The first port of call for sufferers under 18 should be their local Child and Adolescent Mental Health Service (CAMHS), a service we can be proud was set up under the 1997 Labour government. Funding for local authorities has faced drastic cuts under this government, meaning while the Tories promised ‘no cuts to the NHS’, YoungMinds found over two-thirds of local authorities in England have been forced to reduce their CAMHS budget since 2010 with one council reporting a drop of 41%.
As a result early intervention services are being scaled back, with CAMHS services being forced to deal with priority cases, a decision that while understandable under the circumstances can only be short sighted. Many teachers are reporting having to pick up the pieces in the classroom, where more often than not they are untrained to deal with children with such complex needs. In effect CAMHS is becoming a service of last resort, a crisis team for young people.

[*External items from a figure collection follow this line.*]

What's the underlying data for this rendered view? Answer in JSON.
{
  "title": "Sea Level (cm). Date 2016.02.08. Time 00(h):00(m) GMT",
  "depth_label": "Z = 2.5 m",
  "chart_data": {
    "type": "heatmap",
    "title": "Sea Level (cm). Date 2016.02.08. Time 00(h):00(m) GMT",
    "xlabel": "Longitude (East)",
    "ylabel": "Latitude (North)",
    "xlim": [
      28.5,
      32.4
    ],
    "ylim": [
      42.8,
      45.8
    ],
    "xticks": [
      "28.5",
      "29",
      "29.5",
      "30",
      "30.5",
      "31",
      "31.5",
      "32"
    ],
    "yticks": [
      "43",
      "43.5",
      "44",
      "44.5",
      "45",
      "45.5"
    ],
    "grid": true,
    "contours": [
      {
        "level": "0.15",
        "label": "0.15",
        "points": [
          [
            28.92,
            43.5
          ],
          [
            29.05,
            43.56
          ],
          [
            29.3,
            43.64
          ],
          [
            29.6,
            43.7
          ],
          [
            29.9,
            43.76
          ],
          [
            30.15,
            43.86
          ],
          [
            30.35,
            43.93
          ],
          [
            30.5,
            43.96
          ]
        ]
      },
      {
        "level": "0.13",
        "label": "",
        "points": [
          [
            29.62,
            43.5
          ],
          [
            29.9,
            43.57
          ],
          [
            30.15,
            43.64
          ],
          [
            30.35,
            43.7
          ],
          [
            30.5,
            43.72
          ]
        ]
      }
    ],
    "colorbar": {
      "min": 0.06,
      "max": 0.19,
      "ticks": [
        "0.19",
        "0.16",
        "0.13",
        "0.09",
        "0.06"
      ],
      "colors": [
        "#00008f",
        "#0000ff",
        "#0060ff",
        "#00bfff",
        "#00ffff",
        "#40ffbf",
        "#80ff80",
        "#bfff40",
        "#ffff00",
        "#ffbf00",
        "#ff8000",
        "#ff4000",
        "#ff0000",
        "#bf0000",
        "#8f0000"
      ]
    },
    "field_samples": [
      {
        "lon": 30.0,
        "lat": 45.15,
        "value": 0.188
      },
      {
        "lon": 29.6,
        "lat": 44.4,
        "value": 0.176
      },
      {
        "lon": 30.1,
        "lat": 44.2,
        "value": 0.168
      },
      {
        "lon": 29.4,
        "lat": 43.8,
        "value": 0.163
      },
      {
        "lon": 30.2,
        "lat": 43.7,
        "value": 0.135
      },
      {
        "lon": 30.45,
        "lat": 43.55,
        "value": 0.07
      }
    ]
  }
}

With such drastic cuts to early intervention services it is not a surprise that in 2012 hospitals reported a 16% increase in people being admitted to inpatient care for treatment, a rise of a further 8% reported in October 2014. Not only does inpatient admission cost emotional strain, on both the sufferer and the family it is also cost ineffective with eating disorders costing the English economy an estimated £1.25billion per year. The average cost per person for eating disorder treatment in an inpatient bed is £510 per day.
Roughly one in every 200 women will suffer from an eating disorder at some point in their lives, with the number of male sufferers growing faster than ever. Eating disorders have the highest mortality rate of any mental illness, roughly 1 in 5 sufferers will die as a result of complications from their eating disorder.
It’s time this government put early intervention, not only in mental wellbeing and eating disorders at the forefront of their policy. However after almost 5 years of this Tory/Lib Dem government I know they won’t, which is why as well as campaigning for better eating disorder care during #EDAW15, I’ll also be campaigning for a much needed Labour government.